Il corpo sociale che rappresenta il contropotere sceglie una guida forte, di marcatissima indipendenza.
La politica sappia che sul versate sindacale della magistratura avrà un contraddittore fermo e inattaccabile, irreprensibile e di grande forza comunicativa.
Sul fronte istituzionale un guardiano occhiuto e intransigente.
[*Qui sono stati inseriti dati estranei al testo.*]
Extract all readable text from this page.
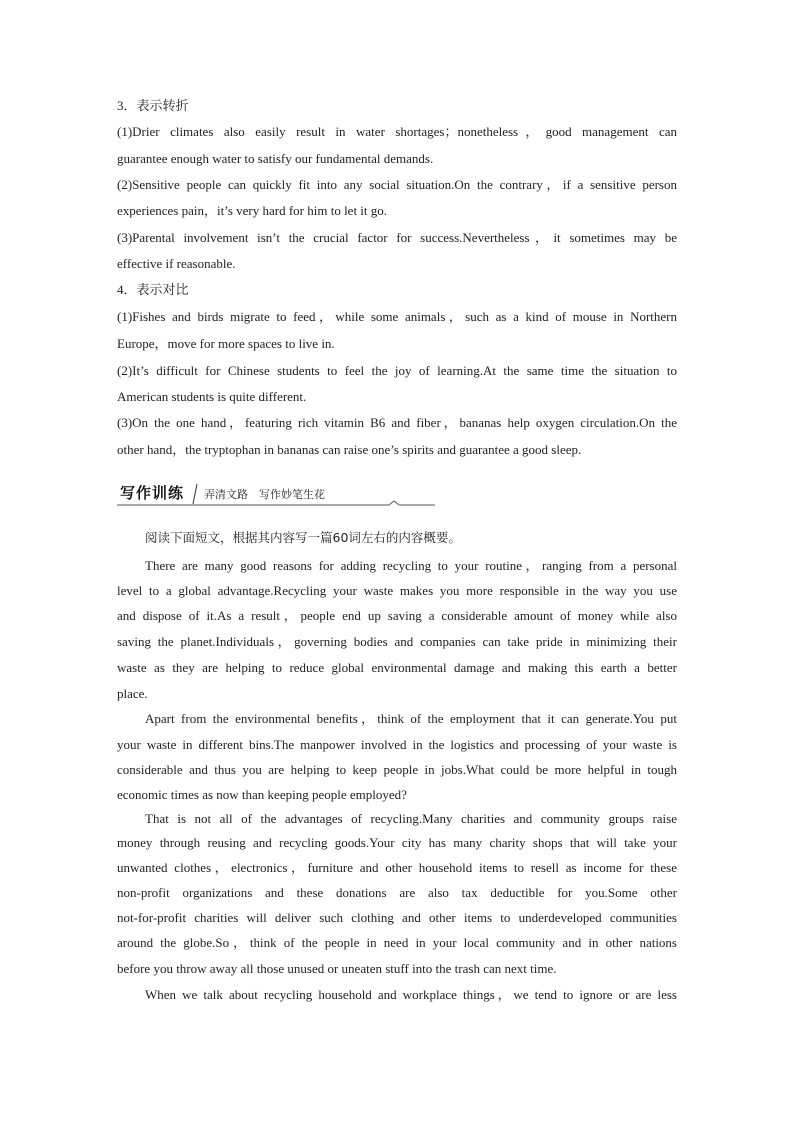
3．表示转折
(1)Drier climates also easily result in water shortages；nonetheless，good management can
guarantee enough water to satisfy our fundamental demands.
(2)Sensitive people can quickly fit into any social situation.On the contrary，if a sensitive person
experiences pain，it’s very hard for him to let it go.
(3)Parental involvement isn’t the crucial factor for success.Nevertheless，it sometimes may be
effective if reasonable.
4．表示对比
(1)Fishes and birds migrate to feed，while some animals，such as a kind of mouse in Northern
Europe，move for more spaces to live in.
(2)It’s difficult for Chinese students to feel the joy of learning.At the same time the situation to
American students is quite different.
(3)On the one hand，featuring rich vitamin B6 and fiber，bananas help oxygen circulation.On the
other hand，the tryptophan in bananas can raise one’s spirits and guarantee a good sleep.
写作训练 弄清文路　写作妙笔生花
阅读下面短文，根据其内容写一篇60词左右的内容概要。
There are many good reasons for adding recycling to your routine，ranging from a personal
level to a global advantage.Recycling your waste makes you more responsible in the way you use
and dispose of it.As a result，people end up saving a considerable amount of money while also
saving the planet.Individuals，governing bodies and companies can take pride in minimizing their
waste as they are helping to reduce global environmental damage and making this earth a better
place.
Apart from the environmental benefits，think of the employment that it can generate.You put
your waste in different bins.The manpower involved in the logistics and processing of your waste is
considerable and thus you are helping to keep people in jobs.What could be more helpful in tough
economic times as now than keeping people employed?
That is not all of the advantages of recycling.Many charities and community groups raise
money through reusing and recycling goods.Your city has many charity shops that will take your
unwanted clothes，electronics，furniture and other household items to resell as income for these
non-profit organizations and these donations are also tax deductible for you.Some other
not-for-profit charities will deliver such clothing and other items to underdeveloped communities
around the globe.So，think of the people in need in your local community and in other nations
before you throw away all those unused or uneaten stuff into the trash can next time.
When we talk about recycling household and workplace things，we tend to ignore or are less
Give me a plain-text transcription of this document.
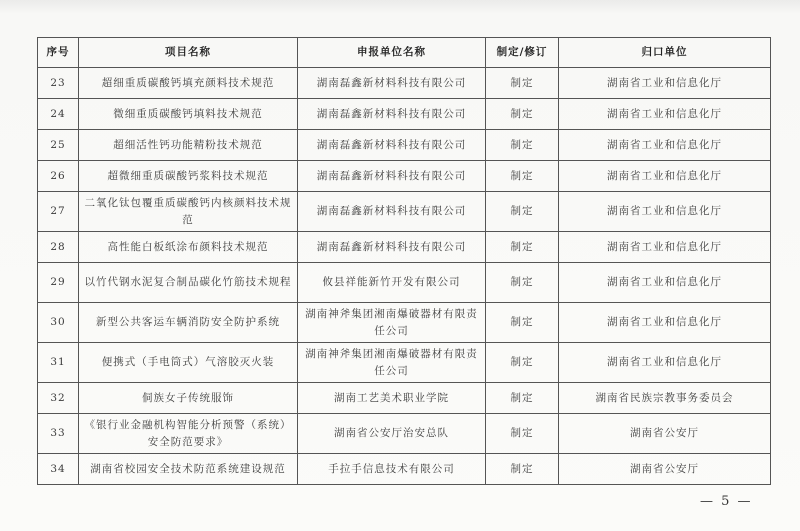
序号	项目名称	申报单位名称	制定/修订	归口单位
23	超细重质碳酸钙填充颜料技术规范	湖南磊鑫新材料科技有限公司	制定	湖南省工业和信息化厅
24	微细重质碳酸钙填料技术规范	湖南磊鑫新材料科技有限公司	制定	湖南省工业和信息化厅
25	超细活性钙功能精粉技术规范	湖南磊鑫新材料科技有限公司	制定	湖南省工业和信息化厅
26	超微细重质碳酸钙浆料技术规范	湖南磊鑫新材料科技有限公司	制定	湖南省工业和信息化厅
27	二氧化钛包覆重质碳酸钙内核颜料技术规范	湖南磊鑫新材料科技有限公司	制定	湖南省工业和信息化厅
28	高性能白板纸涂布颜料技术规范	湖南磊鑫新材料科技有限公司	制定	湖南省工业和信息化厅
29	以竹代钢水泥复合制品碳化竹筋技术规程	攸县祥能新竹开发有限公司	制定	湖南省工业和信息化厅
30	新型公共客运车辆消防安全防护系统	湖南神斧集团湘南爆破器材有限责任公司	制定	湖南省工业和信息化厅
31	便携式（手电筒式）气溶胶灭火装	湖南神斧集团湘南爆破器材有限责任公司	制定	湖南省工业和信息化厅
32	侗族女子传统服饰	湖南工艺美术职业学院	制定	湖南省民族宗教事务委员会
33	《银行业金融机构智能分析预警（系统）安全防范要求》	湖南省公安厅治安总队	制定	湖南省公安厅
34	湖南省校园安全技术防范系统建设规范	手拉手信息技术有限公司	制定	湖南省公安厅
— 5 —
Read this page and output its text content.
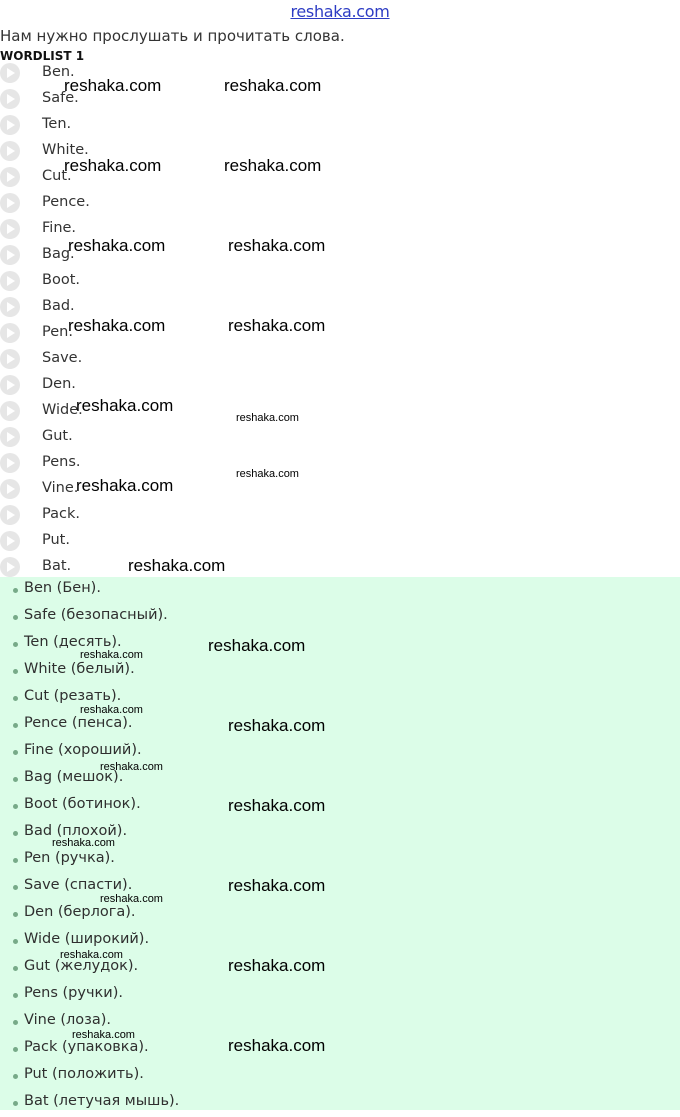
reshaka.com
Нам нужно прослушать и прочитать слова.
WORDLIST 1
Ben.
Safe.
Ten.
White.
Cut.
Pence.
Fine.
Bag.
Boot.
Bad.
Pen.
Save.
Den.
Wide.
Gut.
Pens.
Vine.
Pack.
Put.
Bat.
Ben (Бен).
Safe (безопасный).
Ten (десять).
White (белый).
Cut (резать).
Pence (пенса).
Fine (хороший).
Bag (мешок).
Boot (ботинок).
Bad (плохой).
Pen (ручка).
Save (спасти).
Den (берлога).
Wide (широкий).
Gut (желудок).
Pens (ручки).
Vine (лоза).
Pack (упаковка).
Put (положить).
Bat (летучая мышь).
reshaka.com	reshaka.com
reshaka.com	reshaka.com
reshaka.com	reshaka.com
reshaka.com	reshaka.com
reshaka.com
reshaka.com
reshaka.com
reshaka.com
reshaka.com
reshaka.com
reshaka.com
reshaka.com
reshaka.com
reshaka.com
reshaka.com
reshaka.com
reshaka.com
reshaka.com
reshaka.com
reshaka.com
reshaka.com
reshaka.com
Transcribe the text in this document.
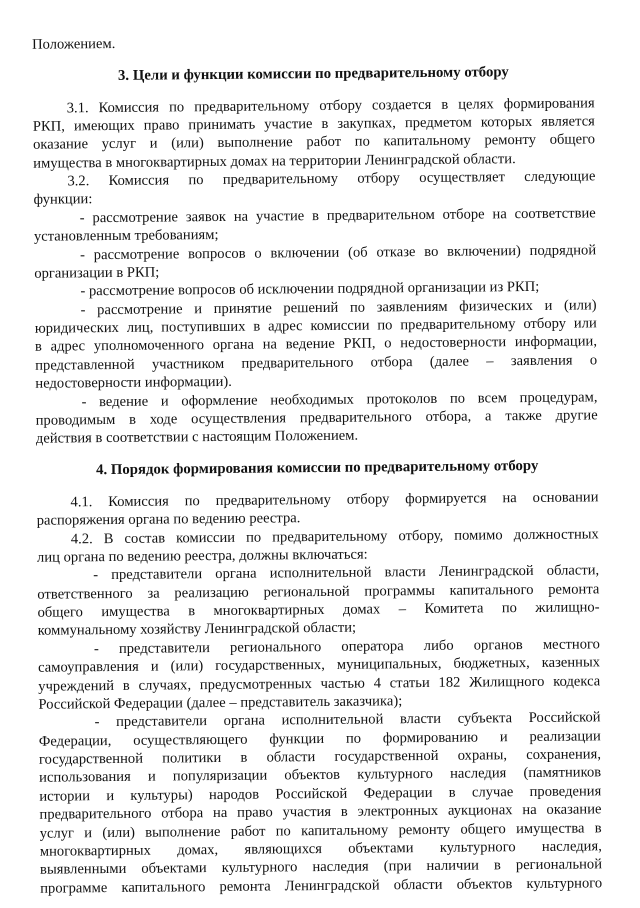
Положением.
3. Цели и функции комиссии по предварительному отбору
3.1. Комиссия по предварительному отбору создается в целях формирования
РКП, имеющих право принимать участие в закупках, предметом которых является
оказание услуг и (или) выполнение работ по капитальному ремонту общего
имущества в многоквартирных домах на территории Ленинградской области.
3.2. Комиссия по предварительному отбору осуществляет следующие
функции:
- рассмотрение заявок на участие в предварительном отборе на соответствие
установленным требованиям;
- рассмотрение вопросов о включении (об отказе во включении) подрядной
организации в РКП;
- рассмотрение вопросов об исключении подрядной организации из РКП;
- рассмотрение и принятие решений по заявлениям физических и (или)
юридических лиц, поступивших в адрес комиссии по предварительному отбору или
в адрес уполномоченного органа на ведение РКП, о недостоверности информации,
представленной участником предварительного отбора (далее – заявления о
недостоверности информации).
- ведение и оформление необходимых протоколов по всем процедурам,
проводимым в ходе осуществления предварительного отбора, а также другие
действия в соответствии с настоящим Положением.
4. Порядок формирования комиссии по предварительному отбору
4.1. Комиссия по предварительному отбору формируется на основании
распоряжения органа по ведению реестра.
4.2. В состав комиссии по предварительному отбору, помимо должностных
лиц органа по ведению реестра, должны включаться:
- представители органа исполнительной власти Ленинградской области,
ответственного за реализацию региональной программы капитального ремонта
общего имущества в многоквартирных домах – Комитета по жилищно-
коммунальному хозяйству Ленинградской области;
- представители регионального оператора либо органов местного
самоуправления и (или) государственных, муниципальных, бюджетных, казенных
учреждений в случаях, предусмотренных частью 4 статьи 182 Жилищного кодекса
Российской Федерации (далее – представитель заказчика);
- представители органа исполнительной власти субъекта Российской
Федерации, осуществляющего функции по формированию и реализации
государственной политики в области государственной охраны, сохранения,
использования и популяризации объектов культурного наследия (памятников
истории и культуры) народов Российской Федерации в случае проведения
предварительного отбора на право участия в электронных аукционах на оказание
услуг и (или) выполнение работ по капитальному ремонту общего имущества в
многоквартирных домах, являющихся объектами культурного наследия,
выявленными объектами культурного наследия (при наличии в региональной
программе капитального ремонта Ленинградской области объектов культурного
Il tutto è senz’altro utile in una logica di check and balance ma non vi è dubbio che la stessa scelta di una personalità affermatasi oltre un quarto di secolo fa e in ragione della forza simbolica che sin da allora acquisì, non può che apparirci indice di una mai nata autentica stagione riformista.
Come se l’alternativa non possa che essere tra immobilismo e patti con Verdini tra banche e nazareni, che non può stupire generino il ritorno in campo di Davigo.
In un’ottica meno pessimista una così autorevole scelta può salutarsi come segmento di una circuito virtuoso.
Poteri e contropoteri dotandosi tutti di guide forti (da Renzi a Davigo) possono reciprocamente pungolarsi e migliorarsi, gettando via per quanto possibile scorie e compromessi.
C’è ne è davvero tanto bisogno in politica, ma anche tra le toghe.